Итак, напомним: обычно тела остывают снаружи и, как правило, горячий объект на поверхности холоднее, чем внутри. У нейтронных звезд ситуация немножечко более хитрая. Хотя, исключая короткий период младенчества, формально они все равно горячее в центре, но энергия уносится не столько фотонами с поверхности, сколько нейтрино, вылетающими прямо из недр.
Рентгеновское изображение остатка сверхновой Puppis A. В нем находится остывающая нейтронная звезда, относящаяся к классу центральных компактных объектов.
Нейтронная звезда, кроме первой минуты своей жизни, прозрачна для нейтрино, и поэтому остывание первые сотни тысяч лет (иногда меньше – зависит от массы объекта) идет в основном изнутри, а тепло течет из внешних слоев внутрь, оттуда энергия излучается в виде нейтрино.
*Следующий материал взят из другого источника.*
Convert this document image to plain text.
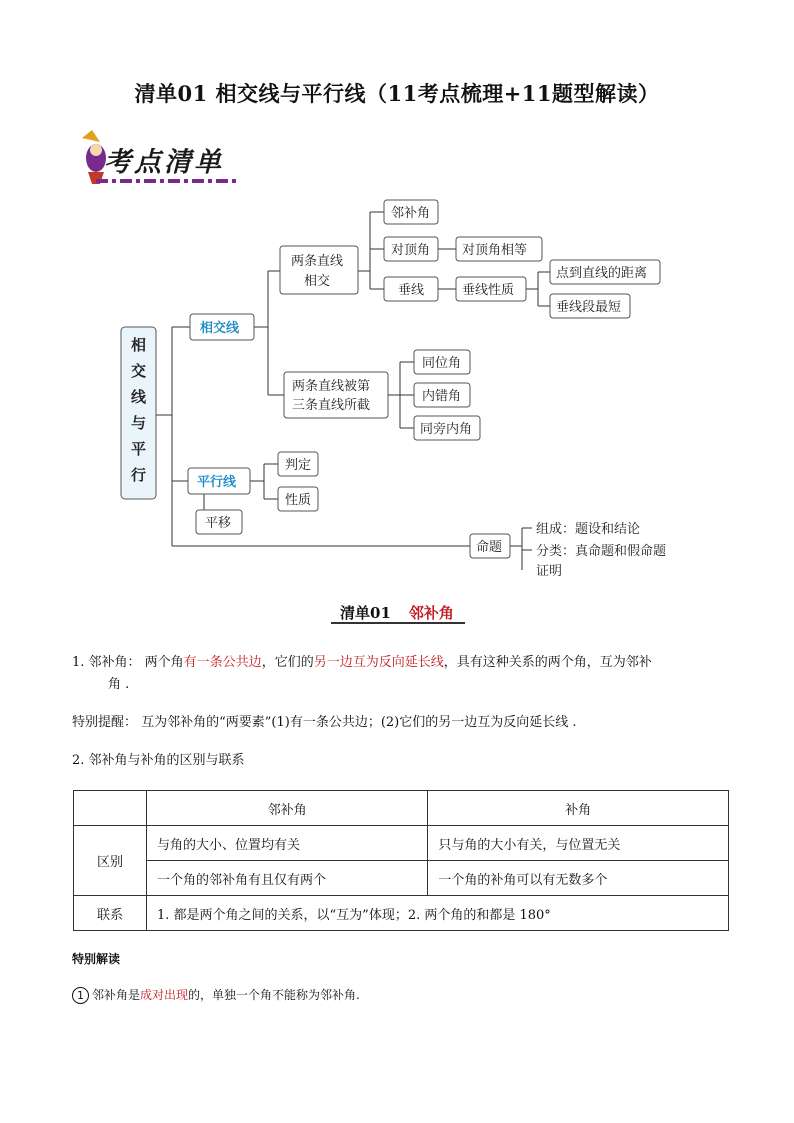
清单01 相交线与平行线（11考点梳理+11题型解读）
考点清单
相
交
线
与
平
行
相交线
平行线
平移
命题
两条直线
相交
两条直线被第
三条直线所截
邻补角
对顶角 对顶角相等
垂线	垂线性质
点到直线的距离
垂线段最短
同位角
内错角
同旁内角
判定
性质
组成：题设和结论
分类：真命题和假命题
证明
清单01 邻补角
1. 邻补角： 两个角有一条公共边，它们的另一边互为反向延长线，具有这种关系的两个角，互为邻补
角 .
特别提醒： 互为邻补角的“两要素”(1)有一条公共边；(2)它们的另一边互为反向延长线 .
2. 邻补角与补角的区别与联系
	邻补角	补角
区别	与角的大小、位置均有关	只与角的大小有关，与位置无关
	一个角的邻补角有且仅有两个	一个角的补角可以有无数多个
联系	1. 都是两个角之间的关系，以“互为”体现；2. 两个角的和都是 180°	
特别解读
1 邻补角是成对出现的，单独一个角不能称为邻补角.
Поэтому, наблюдая температуру поверхности, мы косвенно получаем информацию о том, что происходит в глубине.
В разных процессах с участием разных частиц темп излучения нейтрино должен быть различным. Поэтому кварковые звезды должны остывать не так, как звезды, состоящие из протонов и нейтронов; гиперонные звезды – не так, как объекты с большой долей пионного конденсата, и т. д. Значит, при той же массе и том же возрасте компактные объекты разного состава (и строения) будут иметь разную температуру поверхности. Сравнивая данные наблюдений с теоретическими расчетами остывания разных типов компактных объектов, можно надеяться продвинуться в изучении тайны их недр.
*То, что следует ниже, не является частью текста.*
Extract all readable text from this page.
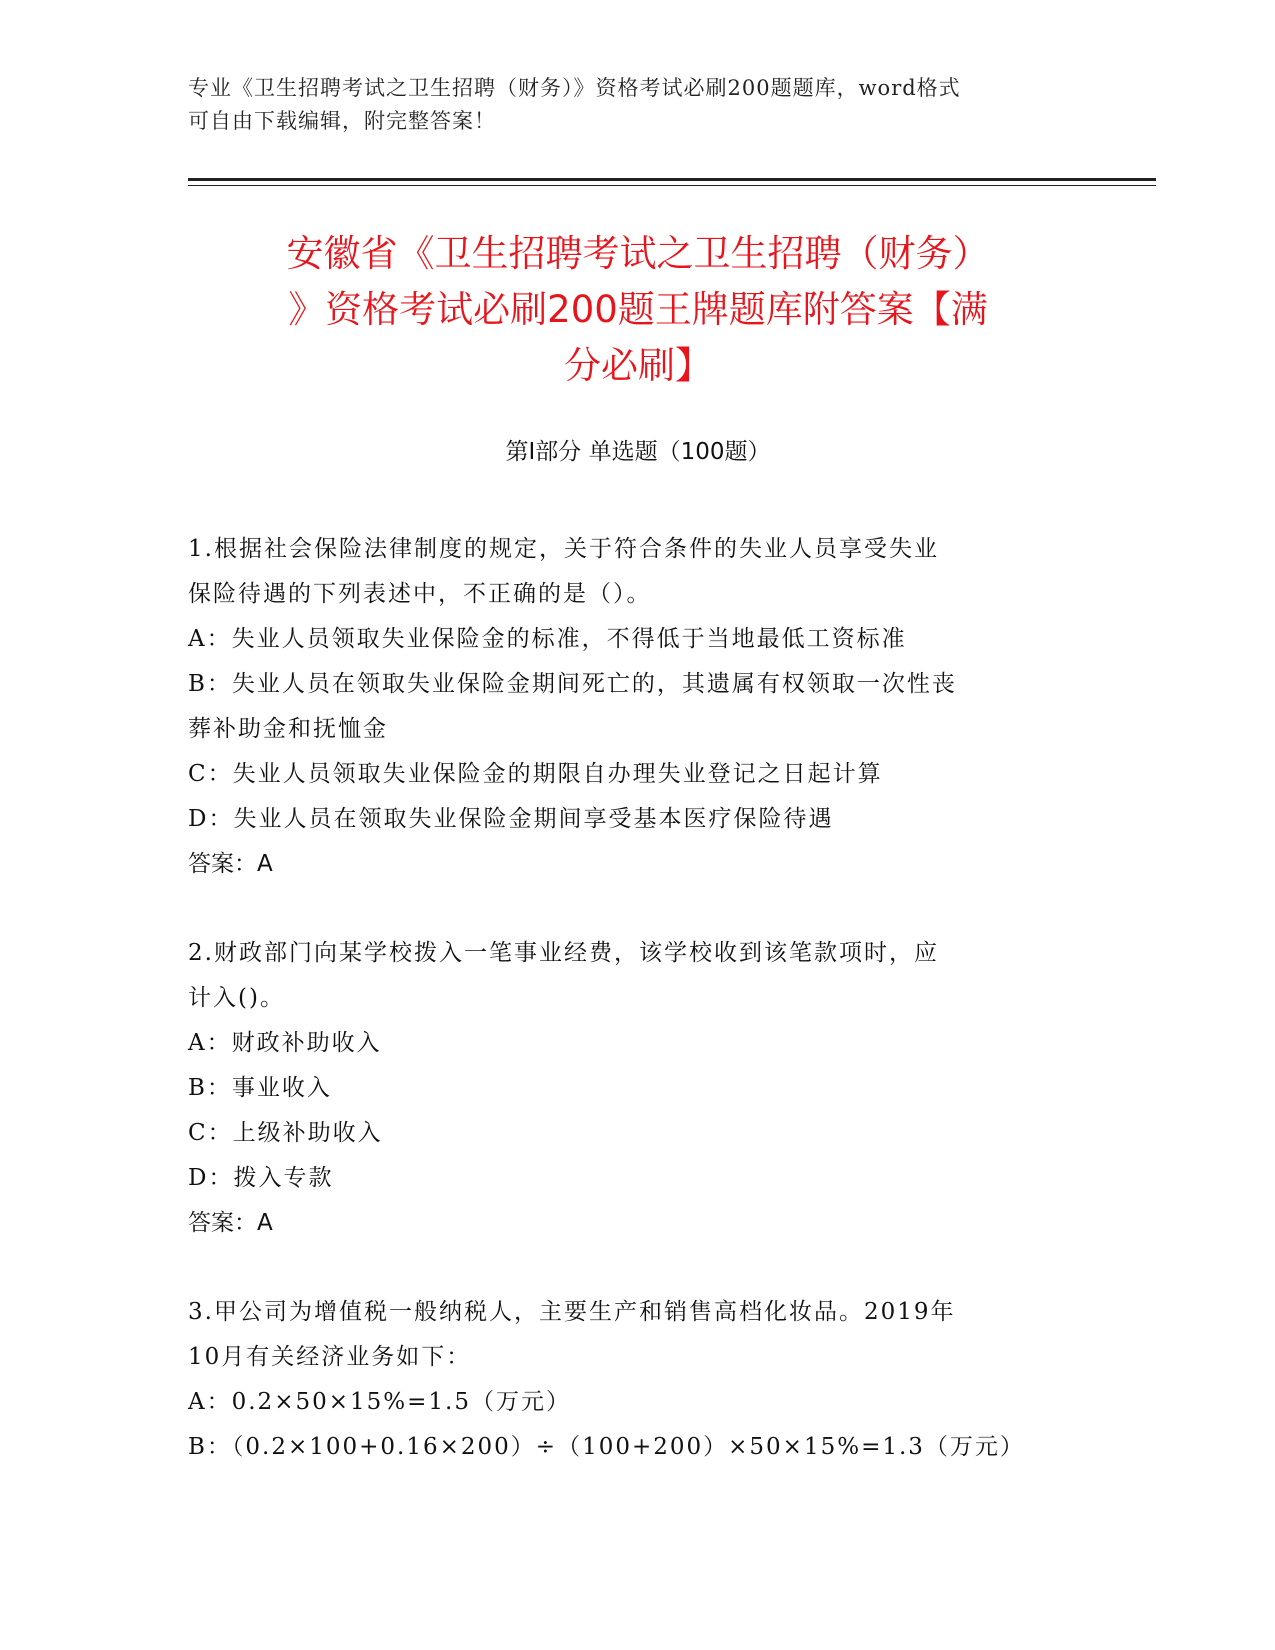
专业《卫生招聘考试之卫生招聘（财务）》资格考试必刷200题题库，word格式
可自由下载编辑，附完整答案！
安徽省《卫生招聘考试之卫生招聘（财务）
》资格考试必刷200题王牌题库附答案【满
分必刷】
第Ⅰ部分 单选题（100题）
1.根据社会保险法律制度的规定，关于符合条件的失业人员享受失业
保险待遇的下列表述中，不正确的是（）。
A：失业人员领取失业保险金的标准，不得低于当地最低工资标准
B：失业人员在领取失业保险金期间死亡的，其遗属有权领取一次性丧
葬补助金和抚恤金
C：失业人员领取失业保险金的期限自办理失业登记之日起计算
D：失业人员在领取失业保险金期间享受基本医疗保险待遇
答案：A
2.财政部门向某学校拨入一笔事业经费，该学校收到该笔款项时，应
计入()。
A：财政补助收入
B：事业收入
C：上级补助收入
D：拨入专款
答案：A
3.甲公司为增值税一般纳税人，主要生产和销售高档化妆品。2019年
10月有关经济业务如下：
A：0.2×50×15%=1.5（万元）
B：（0.2×100+0.16×200）÷（100+200）×50×15%=1.3（万元）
Здесь можно использовать как наблюдения отдельных объектов с хорошо известными параметрами (например, очень важно точно знать возраст и расстояние), так и данные по целым популяциям. Скажем, возьмем все близкие молодые одиночные нейтронные звезды (с возрастами меньше миллиона лет и расстоянием менее нескольких тысяч световых лет от нас) и посмотрим их распределение по температурам. Можно ли его объяснить, если все звезды кварковые или хотя бы половина? Получится ли описать эту популяцию, предположив, что молодые нейтронные звезды редко бывают настолько тяжелыми, чтобы там шел прямой урка‑процесс? В наших работах с Давидом Блашке, Ховиком Григоряном и другими при помощи компьютерного моделирования мы смогли ответить на некоторые из этих вопросов. Мы можем отбрасывать некоторые варианты строения компактных объектов. Но для окончательного ответа пока не хватает ни наблюдательных данных, ни понимания физических процессов в недрах нейтронных звезд.
Глитчи
Радиопульсары на протяжении жизни замедляют свое вращение. Однако на фоне постоянной потери вращательной энергии иногда происходят «взбрыки». Пульсар резко увеличивает свою частоту вращения, а потом снова продолжается замедление. Период при таком событии уменьшается совсем чуть‑чуть – например, на одну миллионную или даже миллиардную долю, но уже в начале 1970‑х годов точность наблюдений позволяла это заметить. Такие события назвали глитчами.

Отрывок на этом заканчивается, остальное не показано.